Ma mère prend des tasses à café dans le meuble et se retourne pour repartir au salon lorsque je lui demande :

-          Maman, te rappelles-tu quel ustensile de cuisine Papé semblait ne pas pouvoir se passer pour réaliser la plupart de ses plats ? Elle me regarde un instant, semble réfléchir.

-          Je dirais son fouet ! Ou non, sa cocotte en fonte. Il la sortait à chaque fois qu’il réalisait un plat et qu’il y avait du monde à la maison. Elle me sourit, et ses yeux se remplissent de larmes en repensant à son père. Elle pousse un soupir et repart en direction du salon.


La porte se referme doucement alors que je me mets à la recherche de sa cocotte en fonte. C’est vrai qu’il l’utilisait pour la quasi-totalité de ses plats. Pourquoi n’y avoir pas pensé plus tôt !


J’ouvre la porte du four et découvre le plat en question. Elle pèse plusieurs kilos et est élimée aux poignées. Je la dépose sur la table et prends un instant avant de soulever le couvercle. Je repense à tous les plats préparés par mon grand-père, à toutes ces odeurs, ces goûts et ces sensations. Pour mon grand-père, ce n’était pas le fait de manger qui lui plaisait tant mais le fait de cuisiner pour les autres et de découvrir leurs expressions lorsqu’ils goûtaient un de ses plats. Les invités, la famille et les amis se délectaient de chaque bouchée, les yeux fermés la plupart du temps. Et c’est ce moment qui était pour mon grand-père une véritable gourmandise : faire plaisir aux autres par le biais de sa cuisine.

Je dépose le couvercle de la cocotte, une odeur de plat en sauce est encore présente. Je découvre le livre de recettes; Son livre de recettes. Cependant, il me semble différent de celui de mes souvenirs. Le cuir qui sert de couverture est plus foncé et il m’a l’air moins épais. Je caresse un instant la couverture. Une partie de mon grand-père est là, dans cet ensemble de papier. Je prends le livre dans mes mains et l’ouvre.

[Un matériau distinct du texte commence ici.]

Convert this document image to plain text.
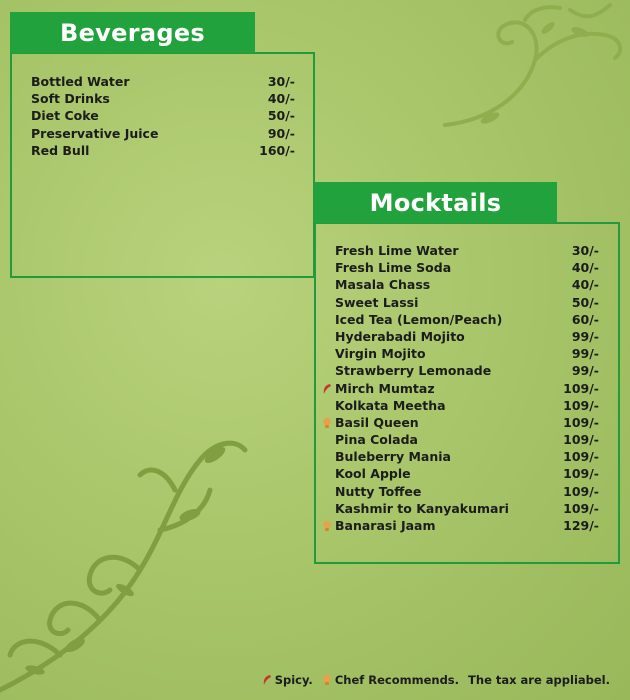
Beverages
Bottled Water	30/-
Soft Drinks	40/-
Diet Coke	50/-
Preservative Juice	90/-
Red Bull	160/-
Mocktails
Fresh Lime Water	30/-
Fresh Lime Soda	40/-
Masala Chass	40/-
Sweet Lassi	50/-
Iced Tea (Lemon/Peach)	60/-
Hyderabadi Mojito	99/-
Virgin Mojito	99/-
Strawberry Lemonade	99/-
Mirch Mumtaz	109/-
Kolkata Meetha	109/-
Basil Queen	109/-
Pina Colada	109/-
Buleberry Mania	109/-
Kool Apple	109/-
Nutty Toffee	109/-
Kashmir to Kanyakumari	109/-
Banarasi Jaam	129/-
Spicy. Chef Recommends. The tax are appliabel.
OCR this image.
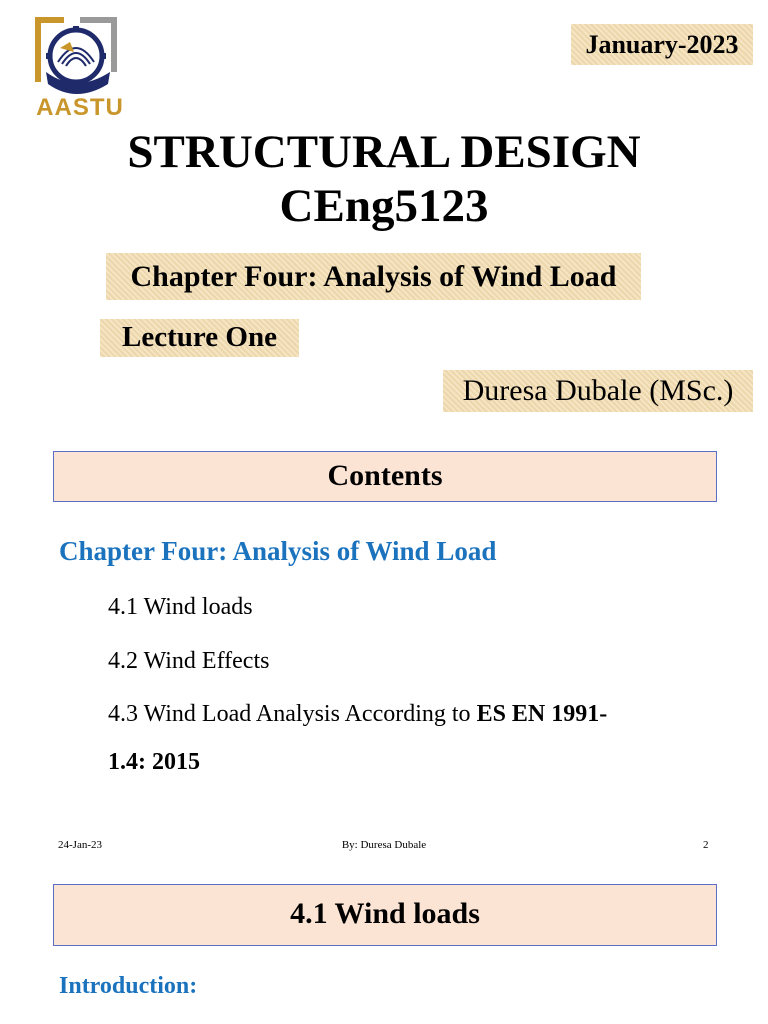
AASTU
January-2023
STRUCTURAL DESIGN
CEng5123
Chapter Four: Analysis of Wind Load
Lecture One
Duresa Dubale (MSc.)
Contents
Chapter Four: Analysis of Wind Load
4.1 Wind loads
4.2 Wind Effects
4.3 Wind Load Analysis According to ES EN 1991-
1.4: 2015
24-Jan-23	By: Duresa Dubale	2
4.1 Wind loads
Introduction:
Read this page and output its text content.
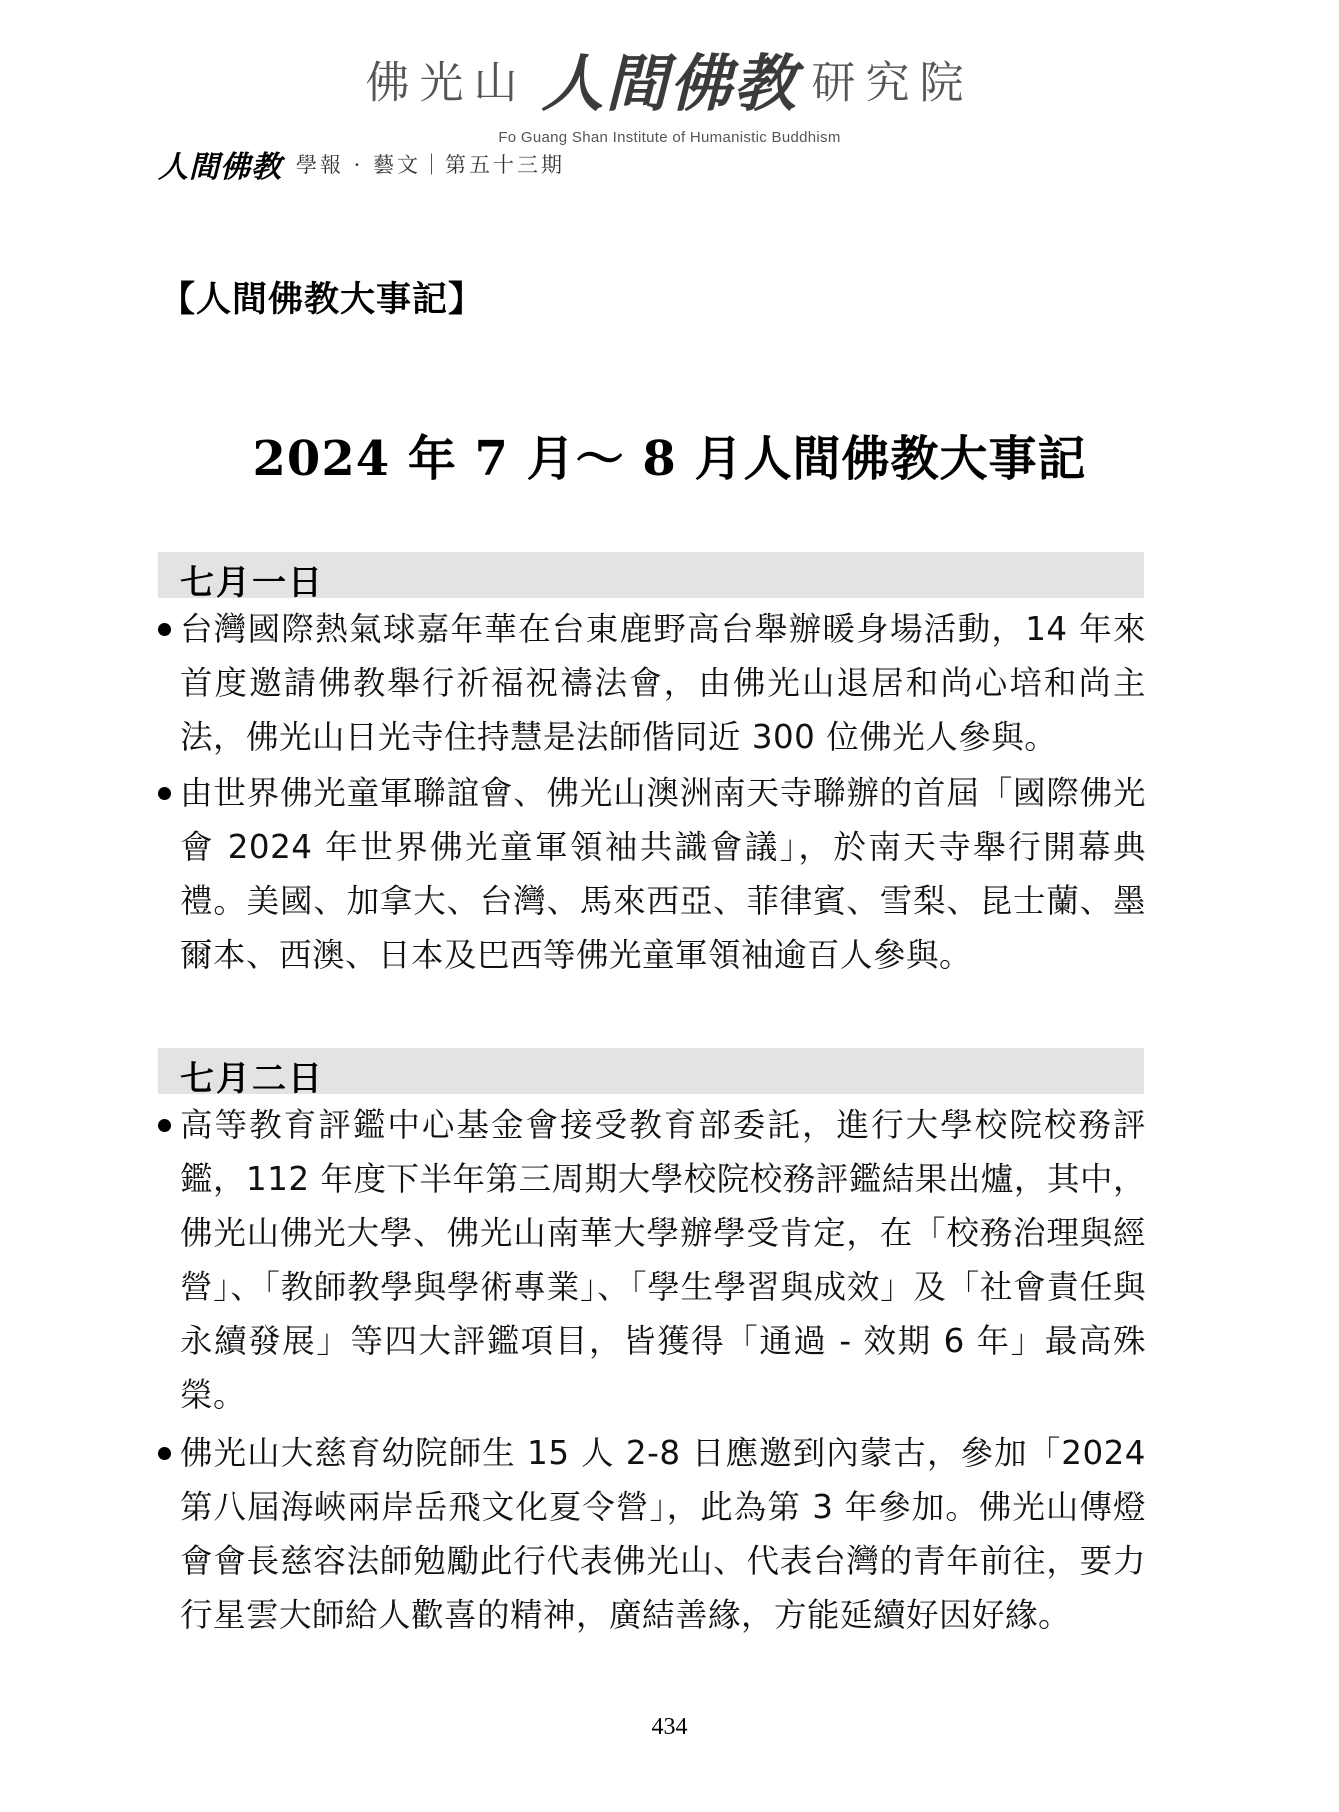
佛光山 人間佛教 研究院
Fo Guang Shan Institute of Humanistic Buddhism
人間佛教 學報 · 藝文｜第五十三期
【人間佛教大事記】
2024 年 7 月～ 8 月人間佛教大事記
七月一日
台灣國際熱氣球嘉年華在台東鹿野高台舉辦暖身場活動，14 年來首度邀請佛教舉行祈福祝禱法會，由佛光山退居和尚心培和尚主法，佛光山日光寺住持慧是法師偕同近 300 位佛光人參與。
由世界佛光童軍聯誼會、佛光山澳洲南天寺聯辦的首屆「國際佛光會 2024 年世界佛光童軍領袖共識會議」，於南天寺舉行開幕典禮。美國、加拿大、台灣、馬來西亞、菲律賓、雪梨、昆士蘭、墨爾本、西澳、日本及巴西等佛光童軍領袖逾百人參與。
七月二日
高等教育評鑑中心基金會接受教育部委託，進行大學校院校務評鑑，112 年度下半年第三周期大學校院校務評鑑結果出爐，其中，佛光山佛光大學、佛光山南華大學辦學受肯定，在「校務治理與經營」、「教師教學與學術專業」、「學生學習與成效」及「社會責任與永續發展」等四大評鑑項目，皆獲得「通過 - 效期 6 年」最高殊榮。
佛光山大慈育幼院師生 15 人 2-8 日應邀到內蒙古，參加「2024 第八屆海峽兩岸岳飛文化夏令營」，此為第 3 年參加。佛光山傳燈會會長慈容法師勉勵此行代表佛光山、代表台灣的青年前往，要力行星雲大師給人歡喜的精神，廣結善緣，方能延續好因好緣。
434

Toutes les pages sont blanches. Il ne s’agit pas là de son livre de recette mais d’un cahier vierge. Je fais tourner les pages plusieurs fois, je n’en crois pas mes yeux. Je vais pour refermer ce cahier lorsque je tombe sur la page intérieure de la couverture. Je reconnais son écriture.


« Grégoire,

Pourquoi avoir besoin de mon livre, tu te souviens de tout. Tu n’as plus besoin de moi, il faut te créer tes propres recettes.

Je t’aime,

Papé ! »

 

Une semaine après être rentré chez moi, ma mère m’a fait parvenir son livre. Il était rangé sur l’étagère, là où il a toujours été.